JLC was founded on both coasts in 1934 by mostly Yiddish-speaking, European-born socialists, and though its leadership passed to an American-born generation after World War II, it always has had an unabashedly liberal agenda. JLC has never had a large membership, and in terms of size and resources it ranks well down the list of large Jewish organizations in Los Angeles, a city with about 550,000 Jews.

Lommel runs what is essentially a one-person office on an annual budget of $70,000, of which $30,000 comes from the Jewish Federation of Greater Los Angeles and the rest from an annual fundraiser and dues paid by about 400 California members. However, JLC’s “power has never been defined by numbers but by its network of influential people, particularly in the American, European and Israeli labor movements,” said Kenneth Burt, a Sacramento-based union official who is writing a book on the Jewish labor movement in California.

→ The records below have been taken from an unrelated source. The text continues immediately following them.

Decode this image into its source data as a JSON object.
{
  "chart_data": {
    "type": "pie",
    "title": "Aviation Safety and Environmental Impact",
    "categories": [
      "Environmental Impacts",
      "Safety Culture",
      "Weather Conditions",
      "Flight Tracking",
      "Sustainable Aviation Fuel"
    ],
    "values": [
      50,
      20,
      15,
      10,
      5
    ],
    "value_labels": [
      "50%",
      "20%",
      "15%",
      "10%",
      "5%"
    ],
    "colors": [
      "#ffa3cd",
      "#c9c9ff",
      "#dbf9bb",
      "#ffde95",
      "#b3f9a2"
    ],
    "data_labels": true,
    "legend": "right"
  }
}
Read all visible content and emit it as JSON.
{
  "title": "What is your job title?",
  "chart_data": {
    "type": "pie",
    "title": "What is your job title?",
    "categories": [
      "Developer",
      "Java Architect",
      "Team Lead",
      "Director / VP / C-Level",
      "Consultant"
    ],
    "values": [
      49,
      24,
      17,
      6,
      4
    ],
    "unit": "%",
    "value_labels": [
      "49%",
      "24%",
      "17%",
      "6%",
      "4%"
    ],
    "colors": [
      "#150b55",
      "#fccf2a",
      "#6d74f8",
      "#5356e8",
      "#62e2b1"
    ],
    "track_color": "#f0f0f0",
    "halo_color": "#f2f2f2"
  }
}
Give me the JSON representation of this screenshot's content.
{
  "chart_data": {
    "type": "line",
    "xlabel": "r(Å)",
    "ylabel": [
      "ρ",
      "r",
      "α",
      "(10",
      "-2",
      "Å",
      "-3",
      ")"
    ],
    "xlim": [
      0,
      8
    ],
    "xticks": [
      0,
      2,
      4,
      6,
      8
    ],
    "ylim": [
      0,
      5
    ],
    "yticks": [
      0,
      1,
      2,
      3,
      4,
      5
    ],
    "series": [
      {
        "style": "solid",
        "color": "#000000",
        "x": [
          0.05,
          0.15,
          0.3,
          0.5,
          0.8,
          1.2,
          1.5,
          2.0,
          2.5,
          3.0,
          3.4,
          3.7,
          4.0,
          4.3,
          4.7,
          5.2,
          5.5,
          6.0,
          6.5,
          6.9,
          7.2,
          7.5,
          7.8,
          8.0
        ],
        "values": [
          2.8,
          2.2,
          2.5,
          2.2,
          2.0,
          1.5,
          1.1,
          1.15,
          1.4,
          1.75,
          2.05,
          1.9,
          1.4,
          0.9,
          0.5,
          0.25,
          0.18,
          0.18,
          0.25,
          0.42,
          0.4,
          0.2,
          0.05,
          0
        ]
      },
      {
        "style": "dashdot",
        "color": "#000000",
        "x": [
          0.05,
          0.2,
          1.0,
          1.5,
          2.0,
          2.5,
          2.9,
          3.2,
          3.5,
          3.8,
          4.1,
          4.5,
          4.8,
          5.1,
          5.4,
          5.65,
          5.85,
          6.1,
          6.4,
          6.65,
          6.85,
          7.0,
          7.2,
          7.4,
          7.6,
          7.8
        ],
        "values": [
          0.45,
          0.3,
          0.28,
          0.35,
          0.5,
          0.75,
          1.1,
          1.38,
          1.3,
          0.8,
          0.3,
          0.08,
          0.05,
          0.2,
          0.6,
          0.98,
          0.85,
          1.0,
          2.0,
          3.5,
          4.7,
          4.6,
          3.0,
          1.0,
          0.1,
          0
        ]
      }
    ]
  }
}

The supermarket strike took up much of Lommel’s energy, but now she is refocusing on her priority for the JLC. “There is a perception that not too many Jews are still in labor unions, but that’s wrong. I want to enlist the thousands of young Jewish union members working as teachers, social workers and engineers, on newspapers, in public service and the entertainment industry.”

As the director of a liberal organization, Lommel also must confront whether the well-established Jewish community and its leadership still are listening to progressive voices. Veteran labor lawyer Jack Levine, for one, fears that the Jewish Federation, the umbrella organization for the organized Jewish community in L.A., is becoming more conservative and identifying less with the aspirations of the labor movement.

“The Jews here have forgotten that their parents and grandparents were immigrants,” said Louis Senensieb, a JLC vice president.

John Fishel, president of the Jewish Federation, and former Rep. Mel Levine believe this view is an oversimplification.

“Obviously, the Jewish community of 2004 is not the same as it was in 1984,” said Fishel. “We are bigger, we are more spread out and we are more diverse in our ideologies and religious practices. We are not driven by our donor base, but we are consensus-driven. To represent such a diverse constituency, we cannot speak out publicly on all issues.”

In this environment, Lommel wants to build a coalition, “first among different ethnic labor groups, and secondly among progressive organizations within the Jewish community.”